Molko’s willingness to talk and sing about drugs was showcased in the playful “Meds”, frenzied “Song to Say Goodbye”, and of course, “Special K” (Black Market Music, 2000), which garnered the most enthusiastic response of the night.

After electrifyingly delivering “The Bitter End” (Sleeping with Ghosts), Molko and co said their goodbyes and disappeared into the wings, as a disturbing video clip of a ballet-dancer became a poor replacement for the band’s charismatic stage presence.

But with appropriate commotion from the audience, the band triumphantly returned for a much-wanted encore.

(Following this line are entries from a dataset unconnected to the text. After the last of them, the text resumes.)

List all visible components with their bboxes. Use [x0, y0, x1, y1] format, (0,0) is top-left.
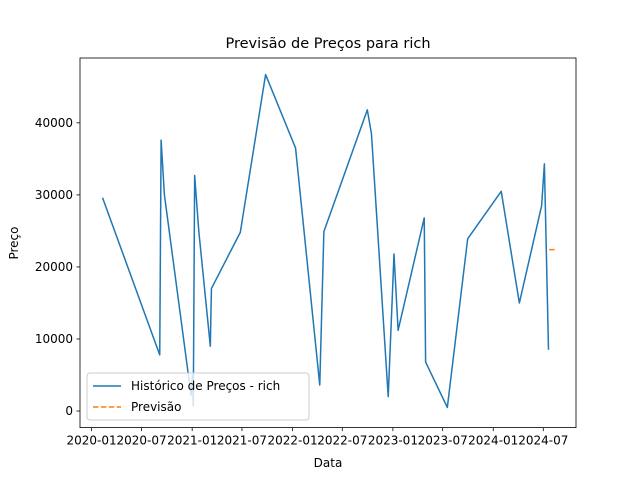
- x-tick-label: 2023-01: [368, 434, 418, 448]
- y-tick-label: 30000: [35, 188, 73, 202]
- x-tick-label: 2024-07: [518, 434, 568, 448]
- x-tick-label: 2022-07: [317, 434, 367, 448]
- y-axis-ticks: 0 10000 20000 30000 40000: [35, 116, 80, 418]
- plot-area-frame: [79, 57, 577, 429]
- y-tick-label: 40000: [35, 116, 73, 130]
- x-tick-label: 2023-07: [418, 434, 468, 448]
- legend-label-previsao: Previsão: [131, 400, 181, 414]
- y-axis-label: Preço: [7, 226, 21, 259]
- x-tick-label: 2022-01: [267, 434, 317, 448]
- x-tick-label: 2020-07: [117, 434, 167, 448]
- y-tick-label: 10000: [35, 332, 73, 346]
- x-tick-label: 2024-01: [468, 434, 518, 448]
- x-tick-label: 2020-01: [66, 434, 116, 448]
- x-axis-ticks: 2020-01 2020-07 2021-01 2021-07 2022-01 2022-…: [66, 427, 568, 448]
- x-tick-label: 2021-07: [217, 434, 267, 448]
- x-axis-label: Data: [314, 456, 343, 470]
- legend: Histórico de Preços - rich Previsão: [86, 372, 310, 421]
- y-tick-label: 0: [65, 404, 73, 418]
- legend-box: [86, 372, 310, 421]
- legend-label-historico: Histórico de Preços - rich: [131, 379, 280, 393]
- x-tick-label: 2021-01: [167, 434, 217, 448]
- chart-title: Previsão de Preços para rich: [225, 36, 430, 52]
- y-tick-label: 20000: [35, 260, 73, 274]
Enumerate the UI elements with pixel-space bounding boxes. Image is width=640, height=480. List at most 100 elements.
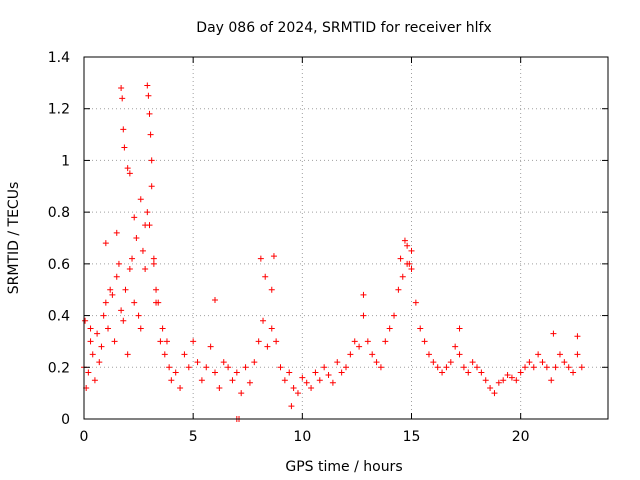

As Molko resumed his inimitable serenade, a suddenly shirtless Forrest, revealing impressive ink, threw himself into the delightful “Bright Lights”, which was perfectly complemented by “Trigger Happy”, an unreleased number that paired clap-happy beats with anti-war lyrics.

During the groovy “Infra-red”, a sweaty Molko literally threw the towel in, to one lucky fan’s evident pleasure, before the band closed the night with the classic “Taste in Men”, ending on a gender-ambiguous note, to thunderous applause.

“I thought they sounded great,” said student Meli Sastro, 22, who was seeing Placebo live for the first time. “All of the band had great stage presence and Brian Molko was looking fine, and the bassist’s sparkly pants were lovely.”

Placebo enthralled their Jakarta audience without theatrics or pyrotechnics. The glam rockers still have that special something.